对此,董卓虽然不满,但也只能认了。毕竟吕布自己凭本事拿到的钱粮,自然是想放哪就放哪,现在去打也打不过,于是就只能任凭吕布重修新安,并牢牢把握住位于新安县的新国库。
如此,吕布在新安县城内划定了仓库区,将城墙拆掉一部分并进行扩建。再往后,每天都有人拉着车与铜钱进入其中,装了上百万石的粮食,以及超过三亿的铜钱。
虽说董卓四处劫掠,但出血的大都是普通百姓,这些豪强手中钱粮还真是不少。
吕布则让荀攸辅佐自己,依靠这些钱向百官发俸禄,同时将那些多余的禁军进行裁撤,吕布自然是一点物资都没用上,反而让朝中府库都充实了不少。

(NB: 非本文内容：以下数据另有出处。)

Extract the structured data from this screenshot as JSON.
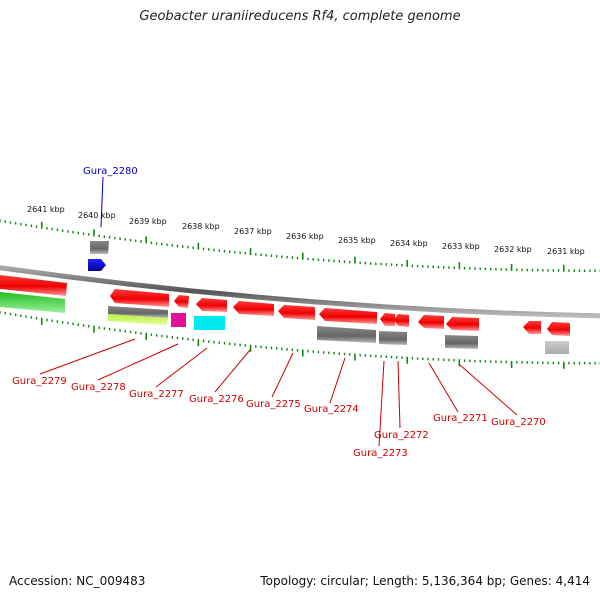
{
  "title": "Geobacter uraniireducens Rf4, complete genome",
  "footer": {
    "accession": "Accession: NC_009483",
    "summary": "Topology: circular; Length: 5,136,364 bp; Genes: 4,414"
  },
  "ruler_labels": [
    "2641 kbp",
    "2640 kbp",
    "2639 kbp",
    "2638 kbp",
    "2637 kbp",
    "2636 kbp",
    "2635 kbp",
    "2634 kbp",
    "2633 kbp",
    "2632 kbp",
    "2631 kbp"
  ],
  "highlight_label": "Gura_2280",
  "gene_labels": [
    "Gura_2279",
    "Gura_2278",
    "Gura_2277",
    "Gura_2276",
    "Gura_2275",
    "Gura_2274",
    "Gura_2272",
    "Gura_2273",
    "Gura_2271",
    "Gura_2270"
  ],
  "colors": {
    "cds": "#ee0000",
    "highlight": "#0000dd",
    "label": "#cc0000",
    "tick": "#118811",
    "backbone": "#888888"
  }
}
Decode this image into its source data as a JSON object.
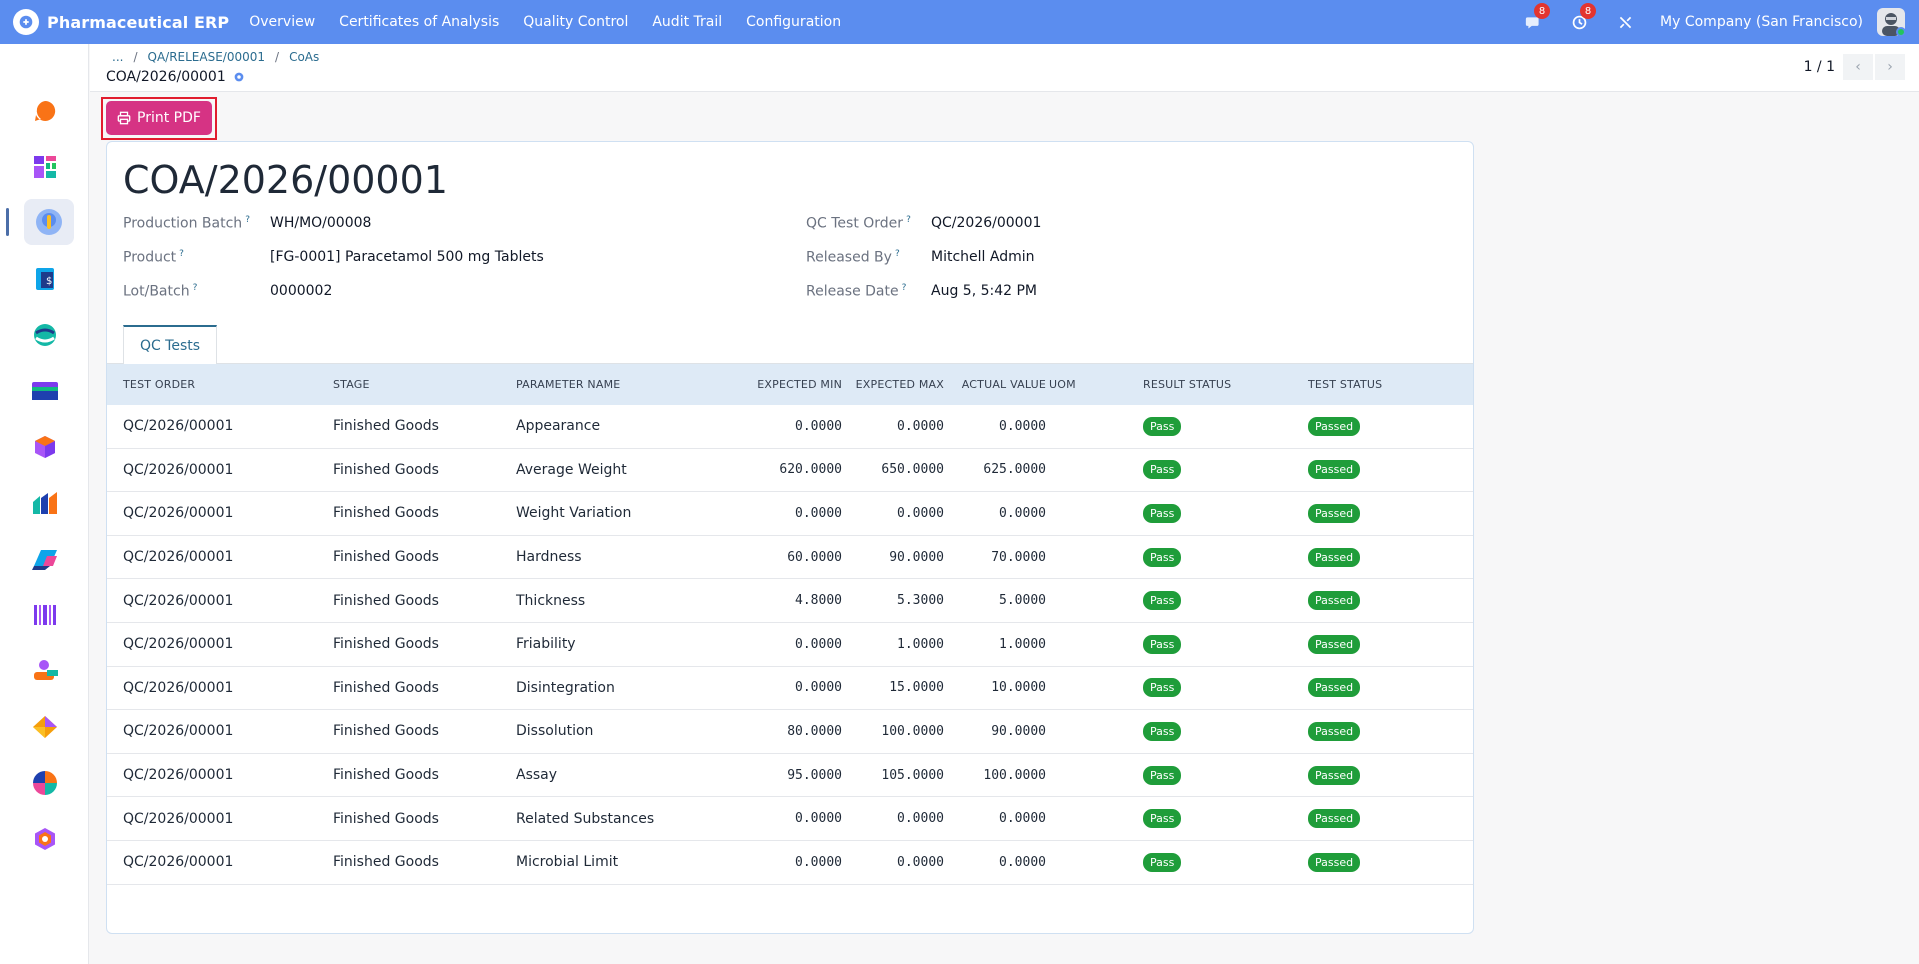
{
  "navbar": {
    "app_name": "Pharmaceutical ERP",
    "menu": [
      "Overview",
      "Certificates of Analysis",
      "Quality Control",
      "Audit Trail",
      "Configuration"
    ],
    "messages_count": "8",
    "activities_count": "8",
    "company": "My Company (San Francisco)",
    "color": "#5b8def"
  },
  "breadcrumb": {
    "ellipsis": "...",
    "items": [
      "QA/RELEASE/00001",
      "CoAs"
    ],
    "separator": "/",
    "current": "COA/2026/00001"
  },
  "pager": {
    "text": "1 / 1"
  },
  "actions": {
    "print_label": "Print PDF",
    "print_color": "#d63384"
  },
  "record": {
    "title": "COA/2026/00001",
    "left_fields": [
      {
        "label": "Production Batch",
        "help": "?",
        "value": "WH/MO/00008"
      },
      {
        "label": "Product",
        "help": "?",
        "value": "[FG-0001] Paracetamol 500 mg Tablets"
      },
      {
        "label": "Lot/Batch",
        "help": "?",
        "value": "0000002"
      }
    ],
    "right_fields": [
      {
        "label": "QC Test Order",
        "help": "?",
        "value": "QC/2026/00001"
      },
      {
        "label": "Released By",
        "help": "?",
        "value": "Mitchell Admin"
      },
      {
        "label": "Release Date",
        "help": "?",
        "value": "Aug 5, 5:42 PM"
      }
    ]
  },
  "tabs": [
    "QC Tests"
  ],
  "table": {
    "headers": [
      "TEST ORDER",
      "STAGE",
      "PARAMETER NAME",
      "EXPECTED MIN",
      "EXPECTED MAX",
      "ACTUAL VALUE",
      "UOM",
      "RESULT STATUS",
      "TEST STATUS"
    ],
    "rows": [
      [
        "QC/2026/00001",
        "Finished Goods",
        "Appearance",
        "0.0000",
        "0.0000",
        "0.0000",
        "",
        "Pass",
        "Passed"
      ],
      [
        "QC/2026/00001",
        "Finished Goods",
        "Average Weight",
        "620.0000",
        "650.0000",
        "625.0000",
        "",
        "Pass",
        "Passed"
      ],
      [
        "QC/2026/00001",
        "Finished Goods",
        "Weight Variation",
        "0.0000",
        "0.0000",
        "0.0000",
        "",
        "Pass",
        "Passed"
      ],
      [
        "QC/2026/00001",
        "Finished Goods",
        "Hardness",
        "60.0000",
        "90.0000",
        "70.0000",
        "",
        "Pass",
        "Passed"
      ],
      [
        "QC/2026/00001",
        "Finished Goods",
        "Thickness",
        "4.8000",
        "5.3000",
        "5.0000",
        "",
        "Pass",
        "Passed"
      ],
      [
        "QC/2026/00001",
        "Finished Goods",
        "Friability",
        "0.0000",
        "1.0000",
        "1.0000",
        "",
        "Pass",
        "Passed"
      ],
      [
        "QC/2026/00001",
        "Finished Goods",
        "Disintegration",
        "0.0000",
        "15.0000",
        "10.0000",
        "",
        "Pass",
        "Passed"
      ],
      [
        "QC/2026/00001",
        "Finished Goods",
        "Dissolution",
        "80.0000",
        "100.0000",
        "90.0000",
        "",
        "Pass",
        "Passed"
      ],
      [
        "QC/2026/00001",
        "Finished Goods",
        "Assay",
        "95.0000",
        "105.0000",
        "100.0000",
        "",
        "Pass",
        "Passed"
      ],
      [
        "QC/2026/00001",
        "Finished Goods",
        "Related Substances",
        "0.0000",
        "0.0000",
        "0.0000",
        "",
        "Pass",
        "Passed"
      ],
      [
        "QC/2026/00001",
        "Finished Goods",
        "Microbial Limit",
        "0.0000",
        "0.0000",
        "0.0000",
        "",
        "Pass",
        "Passed"
      ]
    ],
    "status_color": "#1f9d3a"
  },
  "sidebar_apps": [
    "discuss-app-icon",
    "dashboards-app-icon",
    "pharmaceutical-erp-app-icon",
    "invoicing-app-icon",
    "crm-app-icon",
    "accounting-app-icon",
    "inventory-app-icon",
    "reporting-app-icon",
    "sales-app-icon",
    "barcode-app-icon",
    "employees-app-icon",
    "project-app-icon",
    "apps-app-icon",
    "settings-app-icon"
  ]
}
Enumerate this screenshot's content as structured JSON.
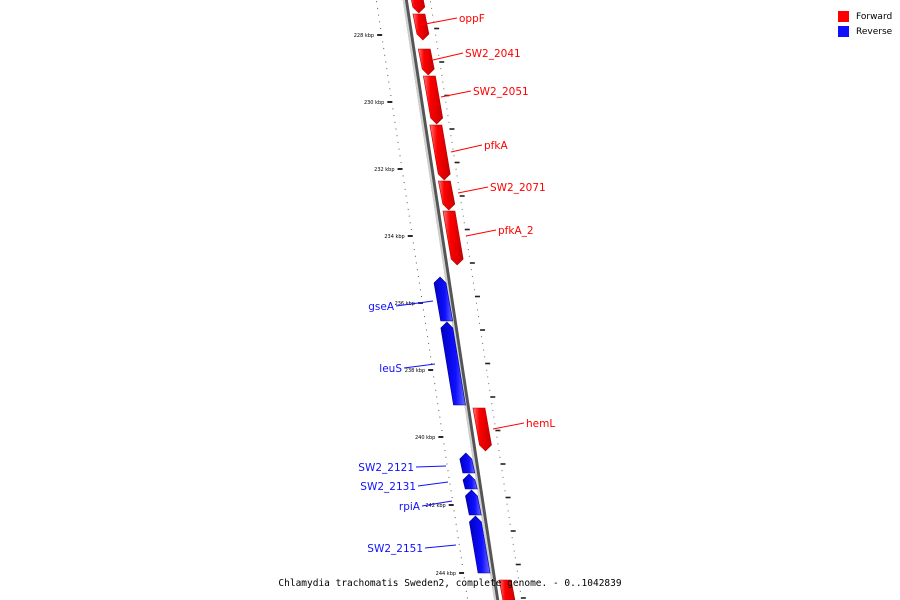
{
  "legend": {
    "forward_label": "Forward",
    "reverse_label": "Reverse",
    "forward_color": "#ff0000",
    "reverse_color": "#1010ff"
  },
  "caption": "Chlamydia trachomatis Sweden2, complete genome. - 0..1042839",
  "scale_labels": [
    "228 kbp",
    "230 kbp",
    "232 kbp",
    "234 kbp",
    "236 kbp",
    "238 kbp",
    "240 kbp",
    "242 kbp",
    "244 kbp"
  ],
  "genes": [
    {
      "name": "",
      "strand": "forward"
    },
    {
      "name": "oppF",
      "strand": "forward"
    },
    {
      "name": "SW2_2041",
      "strand": "forward"
    },
    {
      "name": "SW2_2051",
      "strand": "forward"
    },
    {
      "name": "pfkA",
      "strand": "forward"
    },
    {
      "name": "SW2_2071",
      "strand": "forward"
    },
    {
      "name": "pfkA_2",
      "strand": "forward"
    },
    {
      "name": "gseA",
      "strand": "reverse"
    },
    {
      "name": "leuS",
      "strand": "reverse"
    },
    {
      "name": "hemL",
      "strand": "forward"
    },
    {
      "name": "SW2_2121",
      "strand": "reverse"
    },
    {
      "name": "SW2_2131",
      "strand": "reverse"
    },
    {
      "name": "rpiA",
      "strand": "reverse"
    },
    {
      "name": "SW2_2151",
      "strand": "reverse"
    },
    {
      "name": "",
      "strand": "forward"
    }
  ]
}
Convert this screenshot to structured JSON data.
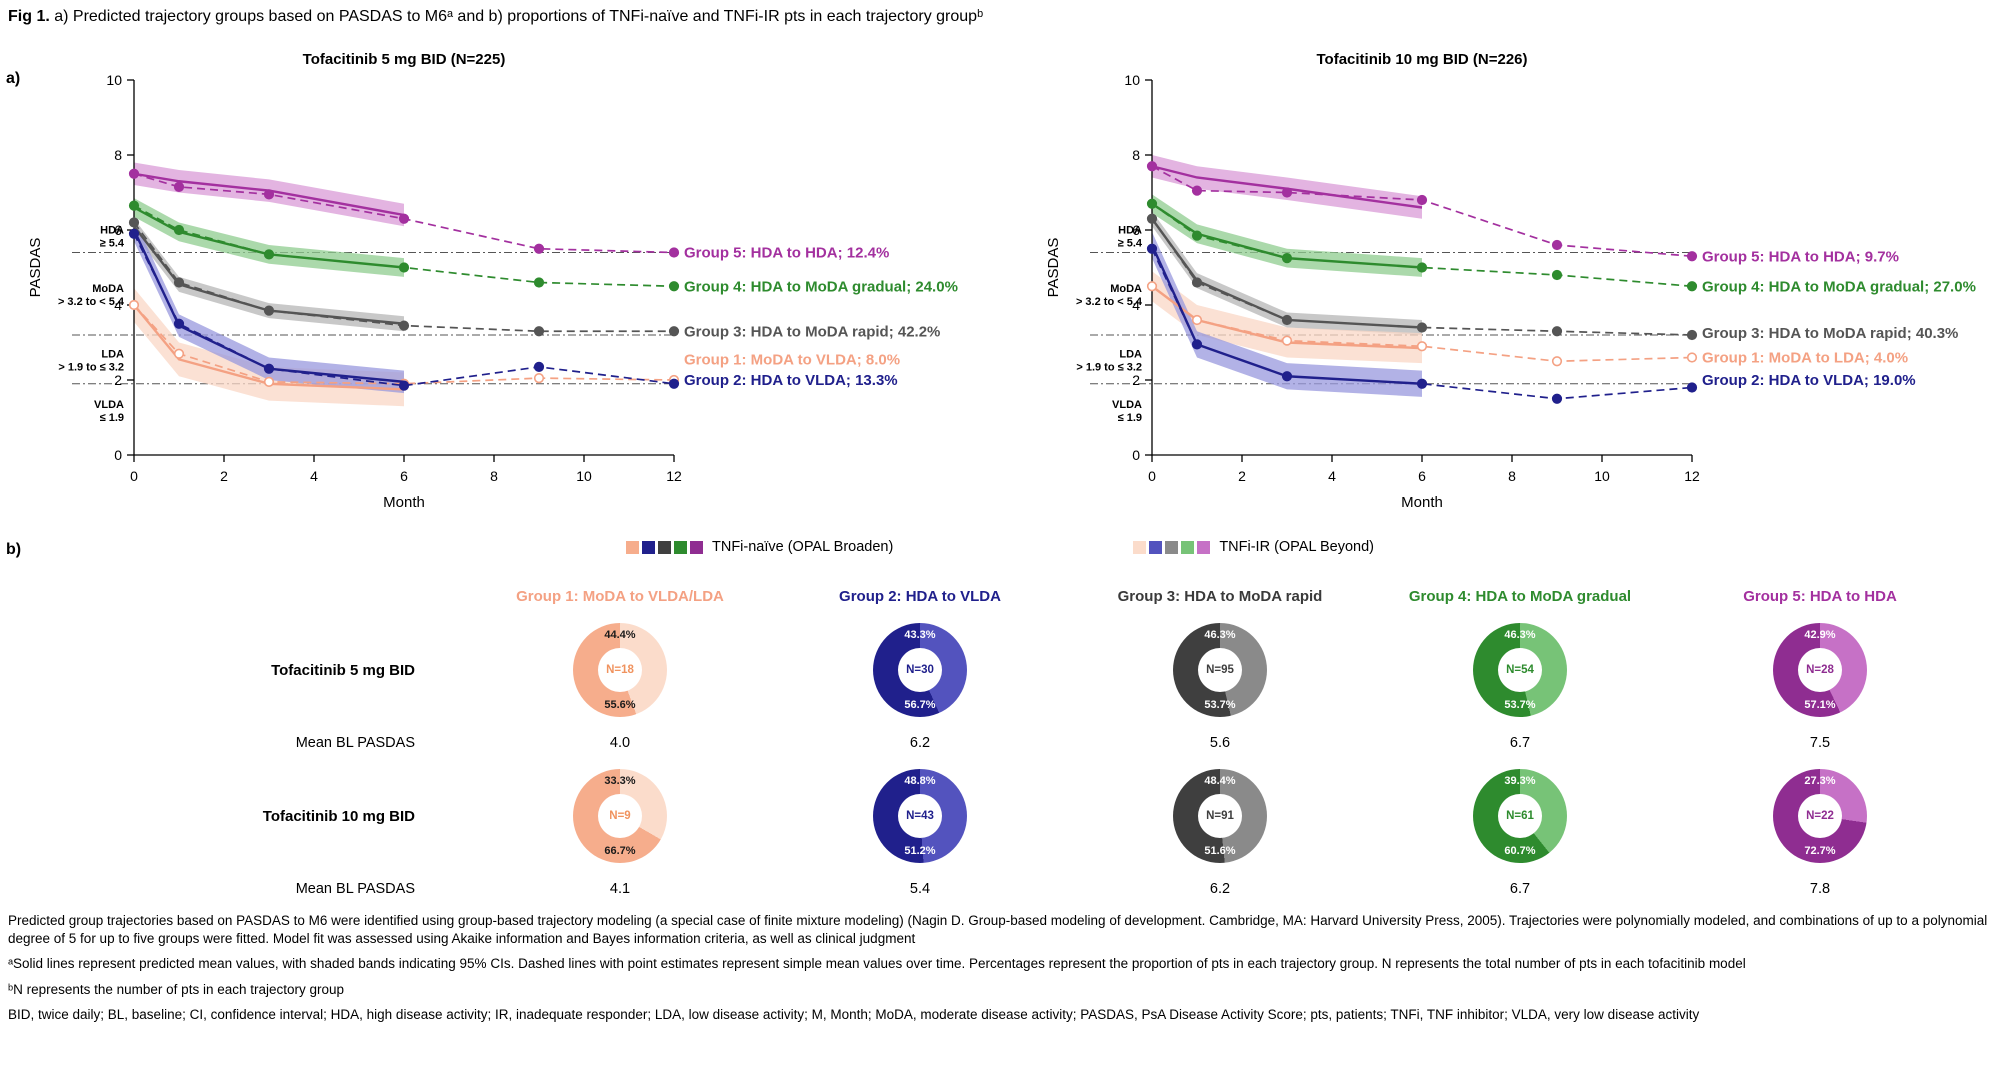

吕布不是没有钱粮,但运钱粮也需要时间,崤函古道北边是黄河的三门峡段,水流湍急,难以航运,运输物资,往往需要人力物力走崤函古道一车一车的运,费钱费力。
吕布的想法就是,如果查一遍朝中世家,就足以补上现在的窟窿,那就没必要从长安特意往雒阳运物资了。就算查出来的东西补不上全部窟窿,只要能补上一部分,靠着吕布的面子赊账,再从长安运输对应的物资也不迟。
但事实上,其他的手段根本不需要,这些世家出身的朝中高官各个富得流油,根本不需要从长安运额外的物资,就能绰绰有余的把事情办妥。
看上去董卓纵兵抢了不少,但面对朝中有关系,家里有私兵的世家大族,那些兵痞普遍更倾向于抢那些手无缚鸡之力的百姓。